Le SSAE a fait l'objet de quelques études qui, pour la plupart, se sont surtout intéressées à la période d'expansion du service à partir du début des années soixante 3 . De caractère essentiellement sociologique, elles étudient plus l'Association à travers le prisme d'interrogations actuelles que dans ses aspects d'évolution historique. En revanche, dans le domaine de l'historiographie concernant la période de l'Occupation et la persécution des Juifs, ou tout simplement dans celui de l'histoire de l'immigration et des étrangers en France, le Service se trouve régulièrement cité. Ce qui en est restitué reste marqué par une grande diversité : regroupement de dames d'œuvres bien pensantes (Gérard NOIRIEL), service «semi-officiel » de Vichy (Joseph WEILL), association assimilée et confondue avec le Service Social des Étrangers de Gilbert LESAGE, œuvre existant le plus souvent à travers la figure de celle qui fût sa présidente durant les années trente et quarante, Lucie CHEVALLEY (Lucien LAZARE) – telles sont les images rencontrées au gré des lectures. Images floues ? Images confuses ? Oui et non car, à l'époque étudiée, il n'est pas illégitime de considérer que le SSAE est un peu tout cela : un service à multiples facettes, en voie d'évolution permanente et en constante tension entre l'aspect vocationnel des origines et la tendance volontariste de légitimité professionnelle pour l'avenir.

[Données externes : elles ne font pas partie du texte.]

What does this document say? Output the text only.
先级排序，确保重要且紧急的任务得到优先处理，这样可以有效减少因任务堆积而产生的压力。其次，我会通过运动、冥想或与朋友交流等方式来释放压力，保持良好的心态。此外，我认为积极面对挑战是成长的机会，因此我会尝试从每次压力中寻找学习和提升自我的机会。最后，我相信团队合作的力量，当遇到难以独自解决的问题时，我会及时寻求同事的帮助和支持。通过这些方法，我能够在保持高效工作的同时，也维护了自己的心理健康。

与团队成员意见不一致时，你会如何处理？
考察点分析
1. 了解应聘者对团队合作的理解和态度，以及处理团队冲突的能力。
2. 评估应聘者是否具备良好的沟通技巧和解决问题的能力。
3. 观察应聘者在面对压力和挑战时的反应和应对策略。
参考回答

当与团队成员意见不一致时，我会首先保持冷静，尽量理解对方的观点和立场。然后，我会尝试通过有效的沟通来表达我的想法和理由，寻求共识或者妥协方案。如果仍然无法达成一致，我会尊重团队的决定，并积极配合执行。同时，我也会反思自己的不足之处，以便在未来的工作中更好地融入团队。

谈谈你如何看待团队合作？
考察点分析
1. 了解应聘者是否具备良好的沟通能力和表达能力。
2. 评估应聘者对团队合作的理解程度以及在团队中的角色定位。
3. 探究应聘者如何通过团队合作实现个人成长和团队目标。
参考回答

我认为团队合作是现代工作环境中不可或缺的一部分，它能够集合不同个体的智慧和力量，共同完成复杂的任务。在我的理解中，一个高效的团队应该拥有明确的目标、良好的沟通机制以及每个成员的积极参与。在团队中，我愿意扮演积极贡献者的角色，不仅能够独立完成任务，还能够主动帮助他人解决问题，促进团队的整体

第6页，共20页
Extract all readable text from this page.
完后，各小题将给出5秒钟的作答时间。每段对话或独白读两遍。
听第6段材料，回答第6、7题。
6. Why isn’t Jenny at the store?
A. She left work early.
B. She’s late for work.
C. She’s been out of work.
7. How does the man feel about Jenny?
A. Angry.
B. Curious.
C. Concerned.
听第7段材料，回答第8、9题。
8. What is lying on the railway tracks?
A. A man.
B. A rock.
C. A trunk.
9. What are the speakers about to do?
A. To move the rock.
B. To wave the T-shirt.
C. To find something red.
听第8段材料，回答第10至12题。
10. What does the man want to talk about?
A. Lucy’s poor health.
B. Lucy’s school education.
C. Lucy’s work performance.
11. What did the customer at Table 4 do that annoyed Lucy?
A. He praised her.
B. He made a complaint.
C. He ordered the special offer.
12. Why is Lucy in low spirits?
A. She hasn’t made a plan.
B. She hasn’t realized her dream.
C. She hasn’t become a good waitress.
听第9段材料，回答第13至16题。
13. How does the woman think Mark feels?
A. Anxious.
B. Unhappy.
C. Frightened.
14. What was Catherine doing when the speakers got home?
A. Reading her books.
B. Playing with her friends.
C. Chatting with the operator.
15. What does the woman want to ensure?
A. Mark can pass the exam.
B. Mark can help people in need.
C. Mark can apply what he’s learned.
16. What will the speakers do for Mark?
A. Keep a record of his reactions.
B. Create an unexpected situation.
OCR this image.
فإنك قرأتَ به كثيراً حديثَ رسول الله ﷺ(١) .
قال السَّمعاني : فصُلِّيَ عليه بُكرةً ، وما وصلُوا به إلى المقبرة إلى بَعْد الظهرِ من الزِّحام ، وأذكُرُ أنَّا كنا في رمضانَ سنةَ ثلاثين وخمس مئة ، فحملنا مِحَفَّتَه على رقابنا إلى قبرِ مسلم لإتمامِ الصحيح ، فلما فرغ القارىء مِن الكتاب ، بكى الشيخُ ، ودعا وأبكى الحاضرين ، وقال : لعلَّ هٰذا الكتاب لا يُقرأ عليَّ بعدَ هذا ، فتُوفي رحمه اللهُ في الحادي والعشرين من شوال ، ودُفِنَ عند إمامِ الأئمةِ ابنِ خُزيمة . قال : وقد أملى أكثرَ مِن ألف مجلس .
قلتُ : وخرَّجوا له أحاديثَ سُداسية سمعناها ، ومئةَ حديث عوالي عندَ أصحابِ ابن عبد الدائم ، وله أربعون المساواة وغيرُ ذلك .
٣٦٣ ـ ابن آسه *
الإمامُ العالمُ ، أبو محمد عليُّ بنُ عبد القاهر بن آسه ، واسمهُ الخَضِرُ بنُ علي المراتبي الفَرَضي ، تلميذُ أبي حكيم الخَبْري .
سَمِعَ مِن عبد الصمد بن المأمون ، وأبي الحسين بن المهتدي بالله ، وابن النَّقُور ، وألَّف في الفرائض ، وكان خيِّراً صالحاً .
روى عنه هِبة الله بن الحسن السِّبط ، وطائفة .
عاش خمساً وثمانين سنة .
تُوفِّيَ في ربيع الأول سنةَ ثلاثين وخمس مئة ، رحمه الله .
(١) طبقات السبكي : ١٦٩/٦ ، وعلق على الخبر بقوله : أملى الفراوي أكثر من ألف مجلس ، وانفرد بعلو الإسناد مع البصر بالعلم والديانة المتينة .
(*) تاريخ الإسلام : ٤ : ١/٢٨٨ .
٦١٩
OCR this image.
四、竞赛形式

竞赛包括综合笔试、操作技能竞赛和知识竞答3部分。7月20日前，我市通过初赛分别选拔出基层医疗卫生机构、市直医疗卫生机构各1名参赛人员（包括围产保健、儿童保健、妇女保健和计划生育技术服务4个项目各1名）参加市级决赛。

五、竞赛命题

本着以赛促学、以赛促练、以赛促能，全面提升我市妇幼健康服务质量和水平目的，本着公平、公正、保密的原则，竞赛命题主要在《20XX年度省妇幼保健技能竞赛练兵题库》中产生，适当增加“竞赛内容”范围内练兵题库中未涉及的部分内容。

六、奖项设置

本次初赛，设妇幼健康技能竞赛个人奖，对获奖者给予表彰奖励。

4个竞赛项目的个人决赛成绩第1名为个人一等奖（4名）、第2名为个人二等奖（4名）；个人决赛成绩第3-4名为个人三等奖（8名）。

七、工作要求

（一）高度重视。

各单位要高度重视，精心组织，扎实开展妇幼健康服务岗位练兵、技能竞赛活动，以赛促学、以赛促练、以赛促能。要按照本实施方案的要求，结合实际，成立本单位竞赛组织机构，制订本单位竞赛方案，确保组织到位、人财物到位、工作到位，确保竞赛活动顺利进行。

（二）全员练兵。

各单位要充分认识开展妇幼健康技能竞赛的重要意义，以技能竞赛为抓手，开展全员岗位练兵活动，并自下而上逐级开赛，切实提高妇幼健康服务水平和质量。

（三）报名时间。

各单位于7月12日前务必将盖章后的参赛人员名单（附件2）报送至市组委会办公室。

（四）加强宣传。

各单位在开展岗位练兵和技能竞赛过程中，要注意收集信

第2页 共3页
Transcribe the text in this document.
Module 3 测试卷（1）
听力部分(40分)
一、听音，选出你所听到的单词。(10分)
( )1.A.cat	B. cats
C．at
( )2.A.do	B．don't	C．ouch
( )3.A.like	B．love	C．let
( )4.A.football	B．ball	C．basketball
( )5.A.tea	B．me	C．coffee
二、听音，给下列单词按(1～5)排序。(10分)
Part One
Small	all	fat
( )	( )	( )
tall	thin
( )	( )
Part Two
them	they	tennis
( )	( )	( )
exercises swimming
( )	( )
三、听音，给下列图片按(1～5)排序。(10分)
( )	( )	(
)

Le regard des autres est une chose. Autre chose est de s'intéresser à la mémoire telle qu'elle s'est perpétuée et transmise au sein du service concerné. En ce sens, la façon d'y inclure la période de l'Occupation est révélatrice de la capacité pour une institution de « faire avec  » un passé qui est sujet à tous les manichéismes et à l'origine de bien des culpabilités. En ce qui concerne le SSAE, cette période se trouve largement identifiée aux évènements de l'été 1944. Pour la France, cette période est celle des derniers spasmes d'un régime soumis à la loi de la Milice et de la Gestapo qui viennent frapper à la porte des trois bureaux principaux du SSAE : arrestations de l'ensemble du personnel, destruction et fermeture des locaux, tortures infligées et déportation évitée de justesse pour la directrice de LYON, internement à DRANCY pour celle de PARIS et emprisonnement aux Baumettes pour celle de MARSEILLE.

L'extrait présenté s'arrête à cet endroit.